男の子には、もうおまじないは必要なかったけど、
おばあちゃんと一緒に、白いドーナツを食べました。

ふわふわしていて、懐かしい味。
「おいしいね」
そう言うおばあちゃんの笑顔もふっくらしていました。






おばあちゃんは、元気にしていたけど、

ある日、

亡くなってしまいました。



だけど、男の子はもう、悲しい顔はしませんでした。
おばあちゃんとの思い出は、いつまでも消えないからクローバー




「素敵な笑顔をありがとう」
セーラさんは空に向かってつぶやいて、
静かにドーナツを作りました。
セーラさんは、おまじないが得意なドーナツ屋さん。

セーラさんは、魔法のスプーンを持っています。
魔法のスプーンですくったものをドーナツにふりかけて、
そのドーナツを食べたら
少しだけ、幸せな気分になれちゃうのです。




セーラさんのおまじない入りドーナツを食べると、
そっと願いが叶っちゃうとゆう噂を聞いて、

女の子がやってきました。


「セーラさん、
 私、好きな男の子がいるの。
 どうしたら両想いになれるかな~。

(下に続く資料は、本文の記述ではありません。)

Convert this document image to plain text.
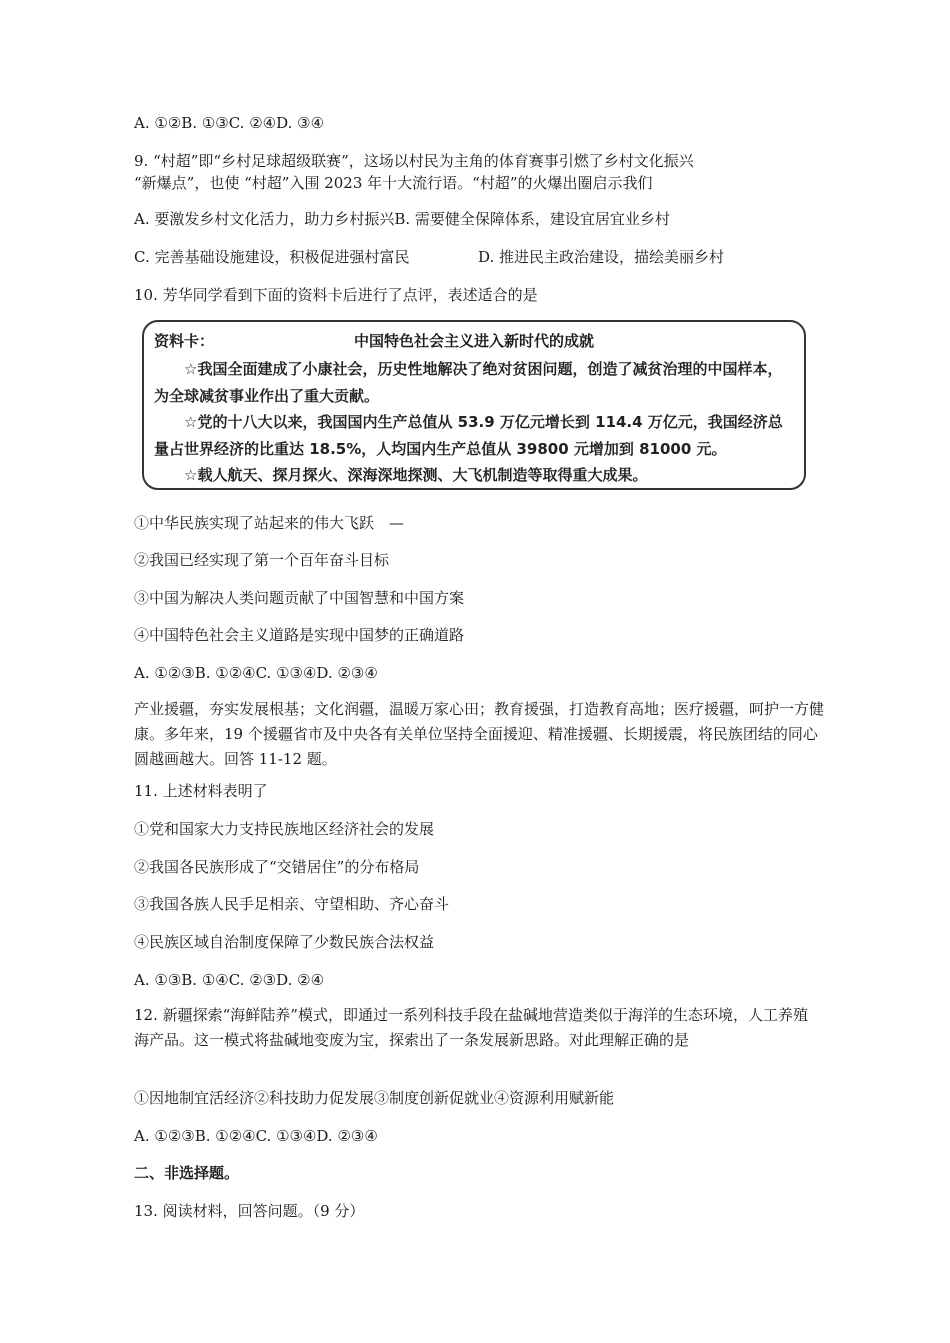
A. ①②B. ①③C. ②④D. ③④
9. “村超”即“乡村足球超级联赛”，这场以村民为主角的体育赛事引燃了乡村文化振兴
“新爆点”，也使 “村超”入围 2023 年十大流行语。“村超”的火爆出圈启示我们
A. 要激发乡村文化活力，助力乡村振兴B. 需要健全保障体系，建设宜居宜业乡村
C. 完善基础设施建设，积极促进强村富民	D. 推进民主政治建设，描绘美丽乡村
10. 芳华同学看到下面的资料卡后进行了点评，表述适合的是
中国特色社会主义进入新时代的成就
资料卡：

☆我国全面建成了小康社会，历史性地解决了绝对贫困问题，创造了减贫治理的中国样本，为全球减贫事业作出了重大贡献。

☆党的十八大以来，我国国内生产总值从 53.9 万亿元增长到 114.4 万亿元，我国经济总量占世界经济的比重达 18.5%，人均国内生产总值从 39800 元增加到 81000 元。

☆载人航天、探月探火、深海深地探测、大飞机制造等取得重大成果。

①中华民族实现了站起来的伟大飞跃　—
②我国已经实现了第一个百年奋斗目标
③中国为解决人类问题贡献了中国智慧和中国方案
④中国特色社会主义道路是实现中国梦的正确道路
A. ①②③B. ①②④C. ①③④D. ②③④
产业援疆，夯实发展根基；文化润疆，温暖万家心田；教育援强，打造教育高地；医疗援疆，呵护一方健康。多年来，19 个援疆省市及中央各有关单位坚持全面援迎、精准援疆、长期援震，将民族团结的同心 圆越画越大。回答 11-12 题。
11. 上述材料表明了
①党和国家大力支持民族地区经济社会的发展
②我国各民族形成了“交错居住”的分布格局
③我国各族人民手足相亲、守望相助、齐心奋斗
④民族区域自治制度保障了少数民族合法权益
A. ①③B. ①④C. ②③D. ②④
12. 新疆探索“海鲜陆养”模式，即通过一系列科技手段在盐碱地营造类似于海洋的生态环境，人工养殖 海产品。这一模式将盐碱地变废为宝，探索出了一条发展新思路。对此理解正确的是
①因地制宜活经济②科技助力促发展③制度创新促就业④资源利用赋新能
A. ①②③B. ①②④C. ①③④D. ②③④
二、非选择题。
13. 阅读材料，回答问题。（9 分）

」


女の子が言いました。


セーラさんは、にっこり笑って、
銀のスプーンと、ガラスの瓶を女の子に渡しました。

「このスプーンで、花の香りをすくってきて」



女の子は、不思議に思いながら、
れんげ草のお花畑に行きました。

ちょうちょやミツバチが、
このお花がいいよ、と案内してくれました。


「どうやってあつめるの?」
女の子はミツバチに聞きました。

ミツバチは踊りながら言いました
「好きな男の子の事を考えながら、
 そっと花の香りをすくってごらん。」

ちょうちょが、羽をパタパタとすると、
れんげ草がざわざわと揺れて、
いい香りがしてきました。

女の子は、優しい気持ちになって、
花の香りをスプーンですくって、
ガラスの瓶にいれました。



「セーラさん、花の香りを持ってきました。
 これでいいですか?」

女の子は聞きました。

セーラさんは、
「ありがとう」とにっこり笑って、
集めた花の香りを、
ドーナツにふりそそぎました。

ふわふわしたドーナツは、とってもおいしそう。

女の子は、
嬉しそうに、ドーナツを食べました。




ドーナツを食べた女の子は、
優しい気持ちがずっと続いていました。

好きな人を見るとドキドキしたり、
なんだか嬉しくなったり、可愛いと思ったり、

恋をするって、楽しいな~と思うようになりました。


「おはよう」


好きな男の子に話しかける事もできなかったけど、
女の子は、思わず声をかけてしましました。

「おはよう」


男の子が、照れくさそうに答えてくれました。


そして、いつのまにか、
男の子からも挨拶をしてくれるようになりましたクローバー



「いつか、好きって言う気持ちを、
 伝えられたらいいね。」

セーラさんはつぶやいて、歌を歌いながらドーナツを作りました。